È arrivato nelle sale cinematografiche il nuovo capitolo del famoso franchise di Final Destination, iniziato ormai venticinque anni fa, la saga horror dove si cerca di sfuggire alla Morte, che torna sempre a reclamare le vite delle persone che sono scampate al tragico destino.
Nulla di coì diverso dai capitoli precedenti. Anche in Final Destination: Bloodlines c’è una visione che preannuncia una strage con centinaia di persone che perdono la vita e qualcuno che riesce ad evitare il disastro, costringendo così la Morte a reclamare quelle vite in seguito. Una differenza, però, rispetto ai vecchi film c’è: Iris, la nonna della protagonista, è riuscita a sfuggire alla Morte per cinquant’anni. Infatti, il sottotitolo bloodlines ci indica già che ad essere a rischio non è Iris (ormai anziana e malata di cancro), ma la sua stirpe. Perché, giustamente, essendo fuggita dal suo tragico destino ha dato vita a due figli che non sarebbero dovuti esistere, così come non sarebbero dovuti esistere i nipoti di Iris.

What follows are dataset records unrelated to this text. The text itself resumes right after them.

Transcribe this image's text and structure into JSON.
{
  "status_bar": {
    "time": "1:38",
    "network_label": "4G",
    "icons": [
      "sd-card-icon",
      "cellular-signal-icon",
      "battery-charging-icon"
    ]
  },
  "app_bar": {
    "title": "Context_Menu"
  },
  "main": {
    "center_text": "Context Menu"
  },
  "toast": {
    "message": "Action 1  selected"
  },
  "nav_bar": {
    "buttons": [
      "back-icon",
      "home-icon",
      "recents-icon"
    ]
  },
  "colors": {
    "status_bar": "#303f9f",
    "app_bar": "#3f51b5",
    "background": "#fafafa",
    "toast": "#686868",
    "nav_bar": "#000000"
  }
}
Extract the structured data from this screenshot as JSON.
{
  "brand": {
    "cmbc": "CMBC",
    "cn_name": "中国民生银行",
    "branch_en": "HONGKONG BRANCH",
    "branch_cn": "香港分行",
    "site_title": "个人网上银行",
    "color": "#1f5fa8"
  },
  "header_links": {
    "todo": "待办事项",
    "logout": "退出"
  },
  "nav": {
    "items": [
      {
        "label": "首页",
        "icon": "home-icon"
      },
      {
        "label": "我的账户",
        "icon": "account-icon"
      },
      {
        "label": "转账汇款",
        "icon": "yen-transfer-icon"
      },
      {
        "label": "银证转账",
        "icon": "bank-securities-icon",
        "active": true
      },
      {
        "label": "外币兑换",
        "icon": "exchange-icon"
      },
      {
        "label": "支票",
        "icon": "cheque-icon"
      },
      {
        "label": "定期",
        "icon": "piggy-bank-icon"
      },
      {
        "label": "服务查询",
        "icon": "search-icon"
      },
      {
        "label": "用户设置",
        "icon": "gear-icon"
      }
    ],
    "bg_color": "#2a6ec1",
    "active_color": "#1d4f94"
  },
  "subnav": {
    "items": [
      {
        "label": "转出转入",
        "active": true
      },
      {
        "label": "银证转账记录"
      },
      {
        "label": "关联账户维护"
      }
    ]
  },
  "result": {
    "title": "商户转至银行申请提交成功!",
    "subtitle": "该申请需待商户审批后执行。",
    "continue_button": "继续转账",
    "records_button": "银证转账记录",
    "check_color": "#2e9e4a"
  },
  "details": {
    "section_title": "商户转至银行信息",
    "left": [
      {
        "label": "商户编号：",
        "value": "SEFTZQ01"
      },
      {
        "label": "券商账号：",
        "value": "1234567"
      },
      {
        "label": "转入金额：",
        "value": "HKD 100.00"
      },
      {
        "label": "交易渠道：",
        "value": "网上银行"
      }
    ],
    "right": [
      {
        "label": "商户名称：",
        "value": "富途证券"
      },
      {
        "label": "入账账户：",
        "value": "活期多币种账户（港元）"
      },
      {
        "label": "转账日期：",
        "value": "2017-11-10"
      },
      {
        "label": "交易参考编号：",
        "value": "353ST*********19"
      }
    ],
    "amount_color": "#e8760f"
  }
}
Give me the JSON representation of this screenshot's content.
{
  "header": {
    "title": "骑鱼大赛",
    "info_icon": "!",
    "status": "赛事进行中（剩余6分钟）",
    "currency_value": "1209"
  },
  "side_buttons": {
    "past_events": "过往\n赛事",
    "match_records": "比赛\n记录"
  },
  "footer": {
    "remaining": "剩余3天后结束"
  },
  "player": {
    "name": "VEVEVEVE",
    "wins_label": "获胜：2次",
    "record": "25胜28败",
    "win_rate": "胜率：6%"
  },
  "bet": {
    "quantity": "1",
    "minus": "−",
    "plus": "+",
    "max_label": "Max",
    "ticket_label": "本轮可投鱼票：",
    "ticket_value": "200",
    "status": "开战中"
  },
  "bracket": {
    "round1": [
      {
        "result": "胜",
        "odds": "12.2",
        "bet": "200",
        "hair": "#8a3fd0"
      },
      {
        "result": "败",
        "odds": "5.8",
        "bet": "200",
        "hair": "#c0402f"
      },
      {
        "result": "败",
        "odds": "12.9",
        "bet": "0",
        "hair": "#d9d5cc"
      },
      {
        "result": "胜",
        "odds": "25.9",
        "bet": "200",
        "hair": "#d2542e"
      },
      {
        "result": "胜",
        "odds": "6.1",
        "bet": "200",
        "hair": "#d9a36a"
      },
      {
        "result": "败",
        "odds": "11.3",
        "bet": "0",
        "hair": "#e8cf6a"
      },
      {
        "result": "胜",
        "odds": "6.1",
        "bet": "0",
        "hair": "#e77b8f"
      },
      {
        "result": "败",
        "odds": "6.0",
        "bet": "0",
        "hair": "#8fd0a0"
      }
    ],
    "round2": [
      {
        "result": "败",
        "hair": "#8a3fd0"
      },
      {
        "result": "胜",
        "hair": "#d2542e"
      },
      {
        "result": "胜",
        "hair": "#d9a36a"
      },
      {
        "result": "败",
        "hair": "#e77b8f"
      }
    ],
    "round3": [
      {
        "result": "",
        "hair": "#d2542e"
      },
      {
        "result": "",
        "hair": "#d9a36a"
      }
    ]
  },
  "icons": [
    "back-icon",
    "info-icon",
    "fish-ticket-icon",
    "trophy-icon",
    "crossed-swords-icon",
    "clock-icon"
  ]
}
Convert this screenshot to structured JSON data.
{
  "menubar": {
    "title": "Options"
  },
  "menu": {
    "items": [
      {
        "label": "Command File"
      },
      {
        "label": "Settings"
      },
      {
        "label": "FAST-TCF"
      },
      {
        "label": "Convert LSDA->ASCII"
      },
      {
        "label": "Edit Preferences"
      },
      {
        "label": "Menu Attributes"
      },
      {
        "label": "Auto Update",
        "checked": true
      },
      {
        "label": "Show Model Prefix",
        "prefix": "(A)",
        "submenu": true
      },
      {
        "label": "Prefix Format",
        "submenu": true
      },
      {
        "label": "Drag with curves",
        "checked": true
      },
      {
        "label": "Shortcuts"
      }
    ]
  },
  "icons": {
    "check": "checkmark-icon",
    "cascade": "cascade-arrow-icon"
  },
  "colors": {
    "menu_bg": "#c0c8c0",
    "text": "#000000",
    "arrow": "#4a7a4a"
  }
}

Non avendo visto i capitoli precedenti di Final Destination, non posso sapere se ci sono dei collegamenti che questo nuovo film nasconde al suo interno, a parte per il caso di Tony Todd nel ruolo di William John Bludworth che, guardando nella sua filmografia, si può notare come sia già apparso nello stesso ruolo nei film di Final Destination, Final Destination 2 e Final Destination 5. Facendo delle ricerche, il suo personaggio ha lo stesso ruolo in ogni film: quello di fare lo spiegone di come funzionano le regole della Morte. Final Destination: Bloodlines è l’ultimo film dell’attore, che è venuto a mancare lo scorso Novembre a causa di un cancro allo stomaco, ed infatti è stato dedicato alla sua memoria.

In linea generale il film mi ha intrattenuto parecchio. Non sono un fan degli splatter (e infatti le morti dei personaggi le ho viste con una mano davanti gli occhi), ma le dinamiche per la quale muoiono i personaggi sono così esagerate da fare il giro e diventare comiche. Più volte, infatti, mi sono ritrovato a ridere nonostante la violenza delle scene. Non lo definirei nemmeno più di tanto un horror: questo film non fa paura, ma ti genera ansia. Si capisce quando sta per accadere qualcosa, ma non saprai mai né il momento preciso né la causa della morte, perché ti mostrano più elementi che possono essere fatali. Ad esempio (SPOILER): dopo la morte di Iris, la famiglia si riunisce per i funerali, e noi vediamo un pezzo di vetro che finisce in un drink, il barbecue che non si accende, il tappetto elastico che si sta per rompere con sotto un rastrello. Sappiamo benissimo che uno dei familiari di Iris sta per seguirla nell’aldilà, ma non sappiamo ancora chi di loro (dopo verrà spiegato l’ordine in cui dovranno morire) né per quale motivo. Tutto questo crea una costante tensione che provoca l’ansia nello spettatore, fino a sfociare nella morte più assurda e impensabile.
Alla fine dei conti lo ritengo un buon film, riesce ad intrattenere con una formula usata per la prima volta venticinque anni fa ma che non annoia.